I pray thee send me back my heart, Since I can not have thine, For if from yours you will not part, Why then shouldst thou have mine?
Yet now I think on 't, let it lie, To find it were in vain; For thou'st a thief in either eye Would steal it back again.
Why should two hearts in one breast lie, And yet not lodge together? O love! where is thy sympathy, If thus our breasts thou sever?
But love is such a mystery, I cannot find it out; For when I think I'm best resolved, I then am in most doubt.

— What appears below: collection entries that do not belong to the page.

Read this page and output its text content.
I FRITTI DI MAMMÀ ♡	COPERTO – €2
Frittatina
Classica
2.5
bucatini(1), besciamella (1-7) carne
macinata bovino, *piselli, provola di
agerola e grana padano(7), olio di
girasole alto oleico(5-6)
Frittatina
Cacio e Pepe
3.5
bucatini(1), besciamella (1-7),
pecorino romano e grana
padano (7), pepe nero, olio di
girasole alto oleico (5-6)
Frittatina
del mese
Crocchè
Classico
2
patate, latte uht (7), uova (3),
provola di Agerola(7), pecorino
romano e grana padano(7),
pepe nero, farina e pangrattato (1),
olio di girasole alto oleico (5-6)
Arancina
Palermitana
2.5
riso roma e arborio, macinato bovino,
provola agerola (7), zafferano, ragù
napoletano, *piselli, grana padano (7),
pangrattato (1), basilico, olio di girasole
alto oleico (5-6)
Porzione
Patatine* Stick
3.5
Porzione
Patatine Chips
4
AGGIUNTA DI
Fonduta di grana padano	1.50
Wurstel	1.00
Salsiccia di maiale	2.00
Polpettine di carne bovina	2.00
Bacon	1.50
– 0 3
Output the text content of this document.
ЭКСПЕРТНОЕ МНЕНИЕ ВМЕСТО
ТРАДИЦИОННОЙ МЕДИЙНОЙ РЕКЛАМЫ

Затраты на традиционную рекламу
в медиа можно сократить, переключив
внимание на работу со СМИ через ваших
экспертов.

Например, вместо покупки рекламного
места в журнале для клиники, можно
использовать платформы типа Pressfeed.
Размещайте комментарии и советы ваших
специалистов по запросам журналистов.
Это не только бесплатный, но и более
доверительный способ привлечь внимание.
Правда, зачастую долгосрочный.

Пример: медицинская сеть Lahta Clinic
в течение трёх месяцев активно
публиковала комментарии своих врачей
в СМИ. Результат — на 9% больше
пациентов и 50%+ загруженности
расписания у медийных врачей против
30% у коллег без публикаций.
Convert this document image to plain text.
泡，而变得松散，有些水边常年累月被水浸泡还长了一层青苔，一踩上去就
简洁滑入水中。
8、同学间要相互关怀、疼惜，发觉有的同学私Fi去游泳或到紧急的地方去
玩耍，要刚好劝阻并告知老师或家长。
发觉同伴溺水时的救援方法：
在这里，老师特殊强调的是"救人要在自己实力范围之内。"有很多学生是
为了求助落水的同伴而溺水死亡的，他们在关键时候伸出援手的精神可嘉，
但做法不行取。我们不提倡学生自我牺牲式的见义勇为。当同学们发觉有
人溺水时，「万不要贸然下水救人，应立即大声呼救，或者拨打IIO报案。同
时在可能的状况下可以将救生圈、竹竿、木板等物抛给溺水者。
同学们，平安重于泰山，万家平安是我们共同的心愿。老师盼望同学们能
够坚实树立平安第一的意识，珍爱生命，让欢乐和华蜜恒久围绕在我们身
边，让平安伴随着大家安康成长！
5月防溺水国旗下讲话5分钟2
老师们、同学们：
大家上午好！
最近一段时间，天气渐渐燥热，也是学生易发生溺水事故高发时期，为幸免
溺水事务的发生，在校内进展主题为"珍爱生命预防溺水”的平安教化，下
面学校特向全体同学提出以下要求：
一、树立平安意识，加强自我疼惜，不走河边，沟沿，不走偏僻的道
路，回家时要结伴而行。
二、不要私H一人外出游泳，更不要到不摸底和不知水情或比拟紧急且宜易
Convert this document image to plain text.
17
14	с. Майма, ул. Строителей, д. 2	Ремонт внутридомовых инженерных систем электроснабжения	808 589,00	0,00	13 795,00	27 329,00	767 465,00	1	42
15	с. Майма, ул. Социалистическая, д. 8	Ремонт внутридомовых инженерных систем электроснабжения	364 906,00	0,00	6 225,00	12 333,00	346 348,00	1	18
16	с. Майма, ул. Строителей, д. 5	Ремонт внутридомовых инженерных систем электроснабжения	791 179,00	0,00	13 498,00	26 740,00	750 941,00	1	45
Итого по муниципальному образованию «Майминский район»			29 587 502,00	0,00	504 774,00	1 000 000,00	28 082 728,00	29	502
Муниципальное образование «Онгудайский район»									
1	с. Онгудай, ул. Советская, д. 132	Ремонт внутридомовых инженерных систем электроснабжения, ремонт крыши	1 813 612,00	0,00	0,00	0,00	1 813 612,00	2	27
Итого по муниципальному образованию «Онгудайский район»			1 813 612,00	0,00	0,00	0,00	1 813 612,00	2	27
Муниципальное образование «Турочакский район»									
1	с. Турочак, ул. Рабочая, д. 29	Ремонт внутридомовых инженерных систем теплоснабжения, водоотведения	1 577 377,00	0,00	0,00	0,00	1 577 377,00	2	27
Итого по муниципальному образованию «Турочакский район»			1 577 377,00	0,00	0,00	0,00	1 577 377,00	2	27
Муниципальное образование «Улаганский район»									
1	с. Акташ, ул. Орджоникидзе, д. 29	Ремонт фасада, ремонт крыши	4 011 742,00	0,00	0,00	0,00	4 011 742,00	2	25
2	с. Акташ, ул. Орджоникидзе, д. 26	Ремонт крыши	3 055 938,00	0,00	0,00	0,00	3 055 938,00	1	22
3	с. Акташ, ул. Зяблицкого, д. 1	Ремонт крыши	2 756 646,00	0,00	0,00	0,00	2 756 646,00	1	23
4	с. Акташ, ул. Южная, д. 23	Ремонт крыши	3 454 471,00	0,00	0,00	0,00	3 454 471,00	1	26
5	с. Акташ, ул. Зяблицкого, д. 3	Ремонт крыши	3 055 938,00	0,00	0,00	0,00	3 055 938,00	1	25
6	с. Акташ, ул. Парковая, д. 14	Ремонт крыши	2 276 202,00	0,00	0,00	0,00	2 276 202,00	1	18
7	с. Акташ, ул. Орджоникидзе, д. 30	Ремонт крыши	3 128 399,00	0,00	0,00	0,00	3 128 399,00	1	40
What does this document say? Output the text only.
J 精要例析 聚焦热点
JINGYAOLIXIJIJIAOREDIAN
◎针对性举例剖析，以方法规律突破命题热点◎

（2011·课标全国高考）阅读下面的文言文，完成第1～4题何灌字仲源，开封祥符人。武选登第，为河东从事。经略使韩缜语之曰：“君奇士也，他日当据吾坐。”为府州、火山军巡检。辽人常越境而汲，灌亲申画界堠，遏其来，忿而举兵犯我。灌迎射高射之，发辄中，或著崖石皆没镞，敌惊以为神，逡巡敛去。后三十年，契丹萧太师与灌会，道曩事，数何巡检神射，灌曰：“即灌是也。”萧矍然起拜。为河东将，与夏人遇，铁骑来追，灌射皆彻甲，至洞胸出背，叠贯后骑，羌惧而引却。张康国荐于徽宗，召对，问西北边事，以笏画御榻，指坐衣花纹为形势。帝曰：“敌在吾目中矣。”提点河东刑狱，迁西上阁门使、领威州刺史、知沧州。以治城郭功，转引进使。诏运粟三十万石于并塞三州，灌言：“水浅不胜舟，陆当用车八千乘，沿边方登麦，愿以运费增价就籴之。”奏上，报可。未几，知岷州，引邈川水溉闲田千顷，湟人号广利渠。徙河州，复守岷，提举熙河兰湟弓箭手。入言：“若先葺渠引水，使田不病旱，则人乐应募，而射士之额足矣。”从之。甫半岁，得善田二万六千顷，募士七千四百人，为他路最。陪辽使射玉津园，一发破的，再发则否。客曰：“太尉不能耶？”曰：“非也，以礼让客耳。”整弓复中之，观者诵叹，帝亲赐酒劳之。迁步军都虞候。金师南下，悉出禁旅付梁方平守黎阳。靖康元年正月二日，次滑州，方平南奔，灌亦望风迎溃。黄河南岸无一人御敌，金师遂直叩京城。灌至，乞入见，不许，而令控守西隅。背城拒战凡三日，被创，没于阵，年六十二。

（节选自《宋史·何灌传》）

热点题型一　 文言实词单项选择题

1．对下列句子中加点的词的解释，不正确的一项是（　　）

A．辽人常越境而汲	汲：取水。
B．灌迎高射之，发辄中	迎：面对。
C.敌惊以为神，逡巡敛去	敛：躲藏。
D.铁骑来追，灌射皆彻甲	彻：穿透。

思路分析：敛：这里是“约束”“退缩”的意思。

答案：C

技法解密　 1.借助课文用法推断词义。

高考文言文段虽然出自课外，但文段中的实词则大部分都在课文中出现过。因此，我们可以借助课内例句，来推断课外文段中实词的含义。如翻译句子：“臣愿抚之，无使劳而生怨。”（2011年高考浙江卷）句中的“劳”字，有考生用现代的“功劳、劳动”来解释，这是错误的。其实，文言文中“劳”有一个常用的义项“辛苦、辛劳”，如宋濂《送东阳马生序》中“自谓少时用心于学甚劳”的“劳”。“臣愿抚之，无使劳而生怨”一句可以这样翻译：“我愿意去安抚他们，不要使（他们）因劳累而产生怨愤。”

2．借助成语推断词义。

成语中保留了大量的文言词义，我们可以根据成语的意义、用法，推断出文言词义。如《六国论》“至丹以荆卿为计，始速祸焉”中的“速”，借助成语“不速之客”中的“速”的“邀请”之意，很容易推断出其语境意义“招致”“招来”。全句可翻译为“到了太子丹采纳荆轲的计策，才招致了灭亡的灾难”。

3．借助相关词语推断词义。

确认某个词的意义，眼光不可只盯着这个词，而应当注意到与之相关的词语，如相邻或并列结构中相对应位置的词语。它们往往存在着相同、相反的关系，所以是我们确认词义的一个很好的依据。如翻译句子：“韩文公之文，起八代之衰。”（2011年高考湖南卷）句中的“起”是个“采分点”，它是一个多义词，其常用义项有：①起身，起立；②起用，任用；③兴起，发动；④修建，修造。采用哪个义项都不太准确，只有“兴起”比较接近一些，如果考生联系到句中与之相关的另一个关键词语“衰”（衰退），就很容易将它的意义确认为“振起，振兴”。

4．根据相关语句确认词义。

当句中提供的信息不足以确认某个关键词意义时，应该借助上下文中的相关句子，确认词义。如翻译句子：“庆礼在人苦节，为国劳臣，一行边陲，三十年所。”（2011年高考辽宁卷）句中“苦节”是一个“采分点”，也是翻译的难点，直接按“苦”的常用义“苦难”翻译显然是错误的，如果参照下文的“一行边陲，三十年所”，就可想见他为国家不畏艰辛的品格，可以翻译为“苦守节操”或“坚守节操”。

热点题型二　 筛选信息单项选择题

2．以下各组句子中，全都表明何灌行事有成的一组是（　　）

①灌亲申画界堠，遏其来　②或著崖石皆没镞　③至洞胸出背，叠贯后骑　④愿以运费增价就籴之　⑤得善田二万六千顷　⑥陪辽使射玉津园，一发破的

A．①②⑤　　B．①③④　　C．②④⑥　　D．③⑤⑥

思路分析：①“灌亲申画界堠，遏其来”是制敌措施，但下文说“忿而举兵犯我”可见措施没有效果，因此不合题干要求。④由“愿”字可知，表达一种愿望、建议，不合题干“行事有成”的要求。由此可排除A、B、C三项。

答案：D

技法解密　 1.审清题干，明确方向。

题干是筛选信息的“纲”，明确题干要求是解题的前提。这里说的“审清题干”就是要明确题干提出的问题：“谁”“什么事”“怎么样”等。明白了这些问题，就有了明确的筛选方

Then farewell care, and farewell woe, I will no longer pine; For I'll believe I have her heart As much as she has mine.
WILLIAM CARTWRIGHT.
Cartwright was born in 1611, and was the son of an innkeeper--once a gentleman--in Cirencester. He became a King's scholar at Westminster, and afterwards took orders at Oxford, where he distinguished himself, according to Wood, as a 'most florid and seraphic preacher.' One is reminded of the description given of Jeremy Taylor, who, when he first began to preach, by his 'young and florid beauty, and his sublime and raised discourses, made men take him for an angel newly descended from the climes of Paradise.' Cartwright was appointed, through his friend Bishop Duppa, Succentor of the Church of Salisbury in 1642. He was one of a council of war appointed by the University of Oxford, for providing troops in the King's cause, to protect, or some said to overawe, the Universities. He was imprisoned by the Parliamentary forces on account of his zeal in the Royal cause, but soon liberated on bail. In 1643, he was appointed Junior Proctor of his University, and also Reader in Metaphysics. At this time he is said to have studied sixteen hours a-day. This, however, seems to have weakened his constitution, and rendered him an easy victim to what was called the camp-fever, then prevalent in Oxford. He died December 23, 1643, aged thirty-two. The King, then in Oxford, went into mourning for him. His works were published in 1651, and to them were prefixed fifty copies of encomiastic verses from the wits and poets of the time. They scarcely justify the praises they have received, being somewhat crude and harsh, and all of them occasional. His private character, his eloquence as a preacher, and his zeal as a Royalist, seem to have supplemented his claims as a poet. He enjoyed, too, in his earlier life, the friendship of Ben Jonson, who used to say of him, 'My son Cartwright writes all like a man;' and such a sentence from such an authority was at that time fame.
LOVE'S DARTS.
1 Where is that learned wretch that knows What are those darts the veil'd god throws? Oh, let him tell me ere I die When 'twas he saw or heard them fly; Whether the sparrow's plumes, or dove's, Wing them for various loves; And whether gold or lead, Quicken or dull the head: I will anoint and keep them warm, And make the weapons heal the harm.